In den fünf Jahren in den USA war er zunächst ausgebildet worden und hatte dann auf der Californian Sunset Farm, wie jemand scherzhaft das Gegenstück der amerikanischen Navy und des FBI zur Farm der CIA in Maryland an der Ostküste getauft hatte, als Ausbilder-Assistent gearbeitet. Er hätte es ihr sagen können. Ein paar Sätze hätten genügt. Vielleicht wäre es dann aber so gekommen, daß er nach diesen Sätzen gezwungen gewesen wäre, deren Wahrheitsgehalt gegen ihre nicht ganz unverständlichen Zweifel zu verteidigen. Dann hätte er sich verheddert: Er hätte beschreiben müssen, mit welcher Technik er zu töten gelernt hatte, mit Messer, Pistole oder Sprengstoff, mit Granatwerfern oder RPG oder Funkwellen bis hin zu TNT und Sprengladungen im Auspuff eines Autos; vielleicht hätte er sich sogar dazu hinreißen lassen, ihr ein paar kleine Vorstellungen zu geben. Vielleicht hätte er ihre sämtlichen Schlösser mit einem der kleinen Instrumente geöffnet, die er in Gestalt eines harmlos aussehenden roten Schweizer Armee-Taschenmessers in der Hosentasche trug, eines Messers, bei dem Korkenzieher, Lupe und einige andere Kleinigkeiten gegen Instrumente ganz anderer Art ausgewechselt worden waren.

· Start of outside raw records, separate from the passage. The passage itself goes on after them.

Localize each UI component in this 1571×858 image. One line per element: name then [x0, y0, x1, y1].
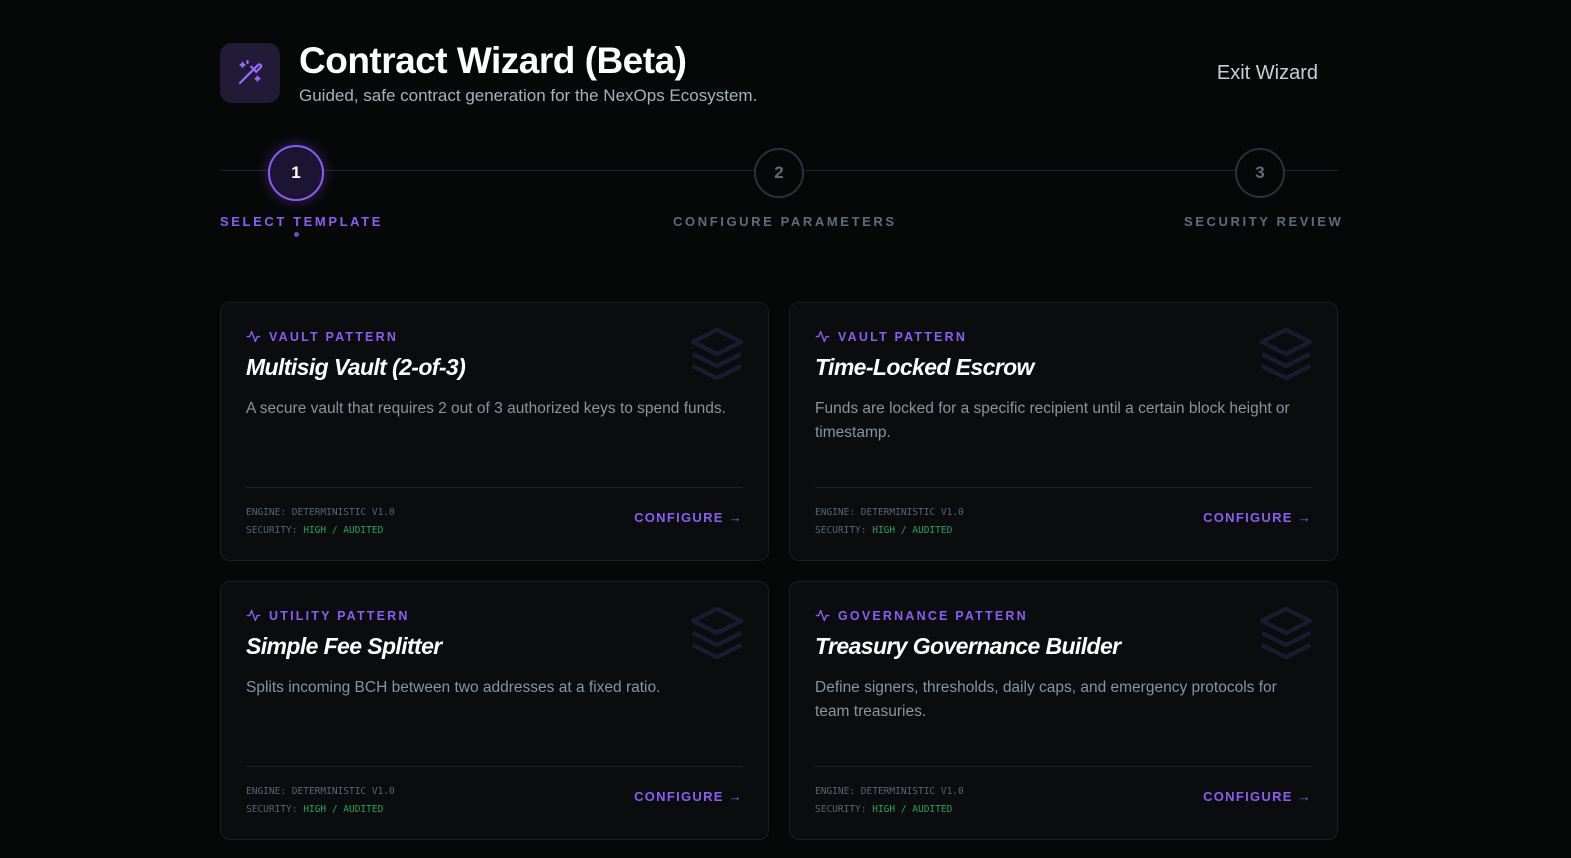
engine-label: ENGINE: — [246, 507, 287, 518]
security-value: HIGH / AUDITED — [872, 804, 953, 815]
step-number-badge[interactable]: 2 — [754, 148, 804, 198]
card-tag: UTILITY PATTERN — [246, 608, 410, 623]
card-tag: VAULT PATTERN — [815, 329, 967, 344]
step-label: SELECT TEMPLATE — [220, 214, 383, 229]
card-tag-label: VAULT PATTERN — [269, 329, 399, 344]
page-subtitle: Guided, safe contract generation for the… — [299, 86, 758, 105]
activity-icon — [815, 330, 830, 343]
security-value: HIGH / AUDITED — [872, 525, 953, 536]
card-meta: ENGINE: DETERMINISTIC V1.0 SECURITY: HIG… — [246, 504, 395, 540]
configure-button[interactable]: CONFIGURE → — [634, 789, 743, 804]
card-description: Funds are locked for a specific recipien… — [815, 400, 1290, 441]
card-divider — [815, 487, 1312, 488]
card-meta: ENGINE: DETERMINISTIC V1.0 SECURITY: HIG… — [815, 783, 964, 819]
configure-button[interactable]: CONFIGURE → — [1203, 510, 1312, 525]
template-card-treasury-governance[interactable]: GOVERNANCE PATTERN Treasury Governance B… — [789, 581, 1338, 840]
engine-label: ENGINE: — [815, 786, 856, 797]
security-label: SECURITY: — [815, 525, 867, 536]
template-card-multisig-vault[interactable]: VAULT PATTERN Multisig Vault (2-of-3) A … — [220, 302, 769, 561]
security-value: HIGH / AUDITED — [303, 525, 384, 536]
layers-icon — [1259, 606, 1313, 660]
security-label: SECURITY: — [246, 525, 298, 536]
card-description: Define signers, thresholds, daily caps, … — [815, 679, 1277, 720]
layers-icon — [690, 327, 744, 381]
activity-icon — [246, 330, 261, 343]
security-label: SECURITY: — [246, 804, 298, 815]
activity-icon — [246, 609, 261, 622]
template-card-fee-splitter[interactable]: UTILITY PATTERN Simple Fee Splitter Spli… — [220, 581, 769, 840]
card-title: Treasury Governance Builder — [815, 633, 1121, 659]
template-card-time-locked-escrow[interactable]: VAULT PATTERN Time-Locked Escrow Funds a… — [789, 302, 1338, 561]
engine-label: ENGINE: — [815, 507, 856, 518]
configure-button[interactable]: CONFIGURE → — [634, 510, 743, 525]
step-number-badge[interactable]: 3 — [1235, 148, 1285, 198]
engine-label: ENGINE: — [246, 786, 287, 797]
card-description: Splits incoming BCH between two addresse… — [246, 679, 661, 696]
engine-value: DETERMINISTIC V1.0 — [291, 507, 395, 518]
card-title: Time-Locked Escrow — [815, 354, 1034, 380]
card-divider — [815, 766, 1312, 767]
wizard-stepper: 1 SELECT TEMPLATE 2 CONFIGURE PARAMETERS… — [220, 145, 1341, 245]
step-number-badge[interactable]: 1 — [268, 145, 324, 201]
layers-icon — [1259, 327, 1313, 381]
engine-value: DETERMINISTIC V1.0 — [291, 786, 395, 797]
card-meta: ENGINE: DETERMINISTIC V1.0 SECURITY: HIG… — [815, 504, 964, 540]
card-tag: VAULT PATTERN — [246, 329, 398, 344]
card-title: Simple Fee Splitter — [246, 633, 442, 659]
magic-wand-icon — [238, 60, 263, 85]
exit-wizard-button[interactable]: Exit Wizard — [1217, 62, 1318, 85]
engine-value: DETERMINISTIC V1.0 — [860, 786, 964, 797]
card-divider — [246, 766, 743, 767]
wizard-header: Contract Wizard (Beta) Guided, safe cont… — [220, 40, 1338, 106]
card-tag-label: GOVERNANCE PATTERN — [838, 608, 1028, 623]
security-label: SECURITY: — [815, 804, 867, 815]
card-tag: GOVERNANCE PATTERN — [815, 608, 1028, 623]
layers-icon — [690, 606, 744, 660]
card-title: Multisig Vault (2-of-3) — [246, 354, 466, 380]
card-tag-label: VAULT PATTERN — [838, 329, 968, 344]
activity-icon — [815, 609, 830, 622]
card-tag-label: UTILITY PATTERN — [269, 608, 410, 623]
security-value: HIGH / AUDITED — [303, 804, 384, 815]
page-title: Contract Wizard (Beta) — [299, 40, 687, 81]
card-meta: ENGINE: DETERMINISTIC V1.0 SECURITY: HIG… — [246, 783, 395, 819]
configure-button[interactable]: CONFIGURE → — [1203, 789, 1312, 804]
wizard-container: Contract Wizard (Beta) Guided, safe cont… — [220, 0, 1341, 858]
active-step-indicator — [294, 232, 299, 237]
card-divider — [246, 487, 743, 488]
wizard-logo — [220, 43, 280, 103]
card-description: A secure vault that requires 2 out of 3 … — [246, 400, 726, 417]
step-label: CONFIGURE PARAMETERS — [673, 214, 897, 229]
step-label: SECURITY REVIEW — [1184, 214, 1344, 229]
engine-value: DETERMINISTIC V1.0 — [860, 507, 964, 518]
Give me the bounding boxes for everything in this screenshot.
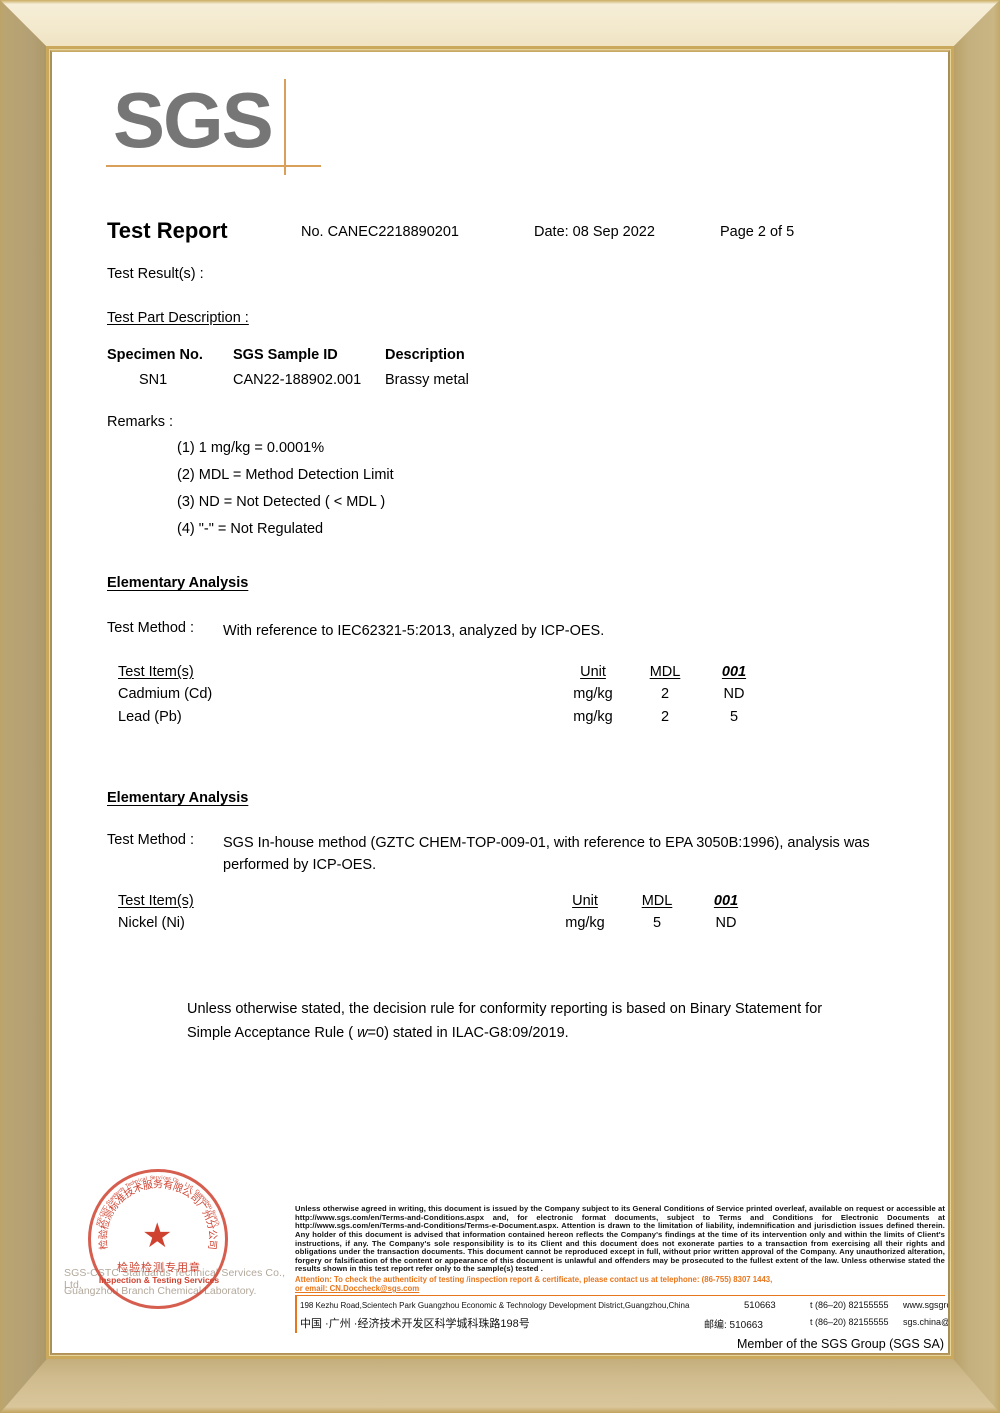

Nein, das wäre nicht gegangen. Es wäre unmöglich gewesen. Es war richtig gewesen, ihr nichts zu sagen. Und wenn er sich ihr offenbart hätte, hätte das ihre Beziehung ebenfalls beendet. In den letzten Jahren war es ihm beinahe gelungen, sich das einzureden; ihm kam es vor, als wäre die Wunde verheilt. Und jetzt hatte sie wieder zu bluten begonnen – das Ergebnis einer einzigen Ansichtskarte. Ihm war rätselhaft, warum Tessie sie geschrieben hatte. Sie hatte ihm mehr bedeutet als jeder andere Mensch, sagte er sich jetzt. Mehr als jeder andere, flüsterte er vor sich hin, um sich den Wahrheitsgehalt seiner Worte von der Stille im Raum bestätigen zu lassen.

Er stand mit einem Ruck auf und ging mit langen Schritten zur Rückseite der Wohnung und durch die Eichentür, hinter der sich die Stahltür mit dem Sicherheitsschloß befand. Er schloß auf, betrat seinen Übungsraum und ging zum Waffenschrank. Er entnahm ihm einen Revolver des Kalibers .22, für dessen Lärmpegel seine selbstgemachte Schallisolierung wohl genügte, denn bis jetzt hatte sich noch kein Nachbar beschwert.

Er schoß eine halbe Stunde lang. Das war seine Methode, jede Gedankentätigkeit abzuschalten; mit einer Waffe in der Hand versank er in absolute Konzentration, in welcher Gemütsverfassung auch immer er sich noch eine Minute zuvor als Unbewaffneter befunden haben mochte oder in dem Augenblick, bevor sich die rechte Hand in einem exakt kalkulierten, nicht zu harten Griff um den Kolben schloß. Zorn, Verzweiflung, Müdigkeit, Angst – solche Stimmungen beeinträchtigen die Präzision im rechten Zeigefinger. Die Bewegung muß entschlossen, zugleich aber sehr leicht sein, sonst landet der Treffer am unteren linken Rand der Zielscheibe.